Implications and Future Work
SemanticMoments exposes fundamental weaknesses in existing video representation paradigms and provides a practical, scalable method for motion-centric retrieval and analysis. The method's backbone-agnostic, training-free construction allows immediate integration with emerging semantic feature extractors, suggesting direct applicability to large-scale video search and motion-driven generative modeling.
Practically, enhanced motion discrimination could benefit:
- Video content search engines,
- Video recommendation and deduplication,
- Controllable video synthesis and editing (e.g., motion transfer),
- Fine-grained motion analysis in behavioral or surveillance studies.

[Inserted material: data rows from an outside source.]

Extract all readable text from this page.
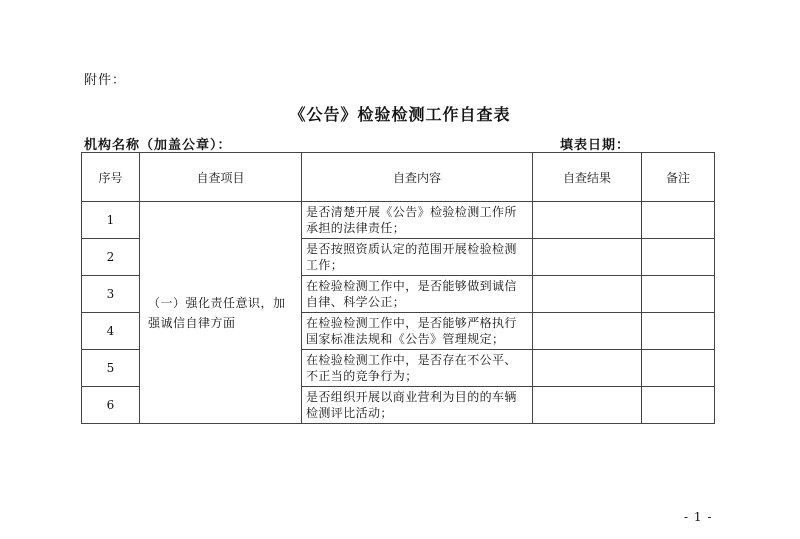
附件：
《公告》检验检测工作自查表
机构名称（加盖公章）：	填表日期：
序号	自查项目	自查内容	自查结果	备注
1	（一）强化责任意识，加强诚信自律方面	是否清楚开展《公告》检验检测工作所承担的法律责任；		
2		是否按照资质认定的范围开展检验检测工作；		
3		在检验检测工作中，是否能够做到诚信自律、科学公正；		
4		在检验检测工作中，是否能够严格执行国家标准法规和《公告》管理规定；		
5		在检验检测工作中，是否存在不公平、不正当的竞争行为；		
6		是否组织开展以商业营利为目的的车辆检测评比活动；		
- 1 -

Theoretically, this work advocates for moment-based video descriptors as an attractive direction for bridging the gap between static representation learning and true spatiotemporal reasoning. Advances in generalized, video-native backbone architectures are expected to further elevate the effectiveness of SemanticMoments and similar strategies.
Current limitations revolve around subtle or long-range dynamics, multi-agent interactions, and edge cases (e.g., absence of motion) where training-free methods struggle. Extending this approach with trainable moment selection, learnable weighting, and integration with temporal attention mechanisms offers promising research trajectories.
Conclusion
SemanticMoments establishes a new framework for motion-centric video similarity, exposing and mitigating existing biases in modern video encoders. Empirical evaluations on rigorously designed synthetic and real-world benchmarks demonstrate that temporal moments over semantic features enable accurate, training-free, and backbone-agnostic motion retrieval, marking a foundational step towards perceptually aligned, motion-aware video understanding (2602.09146).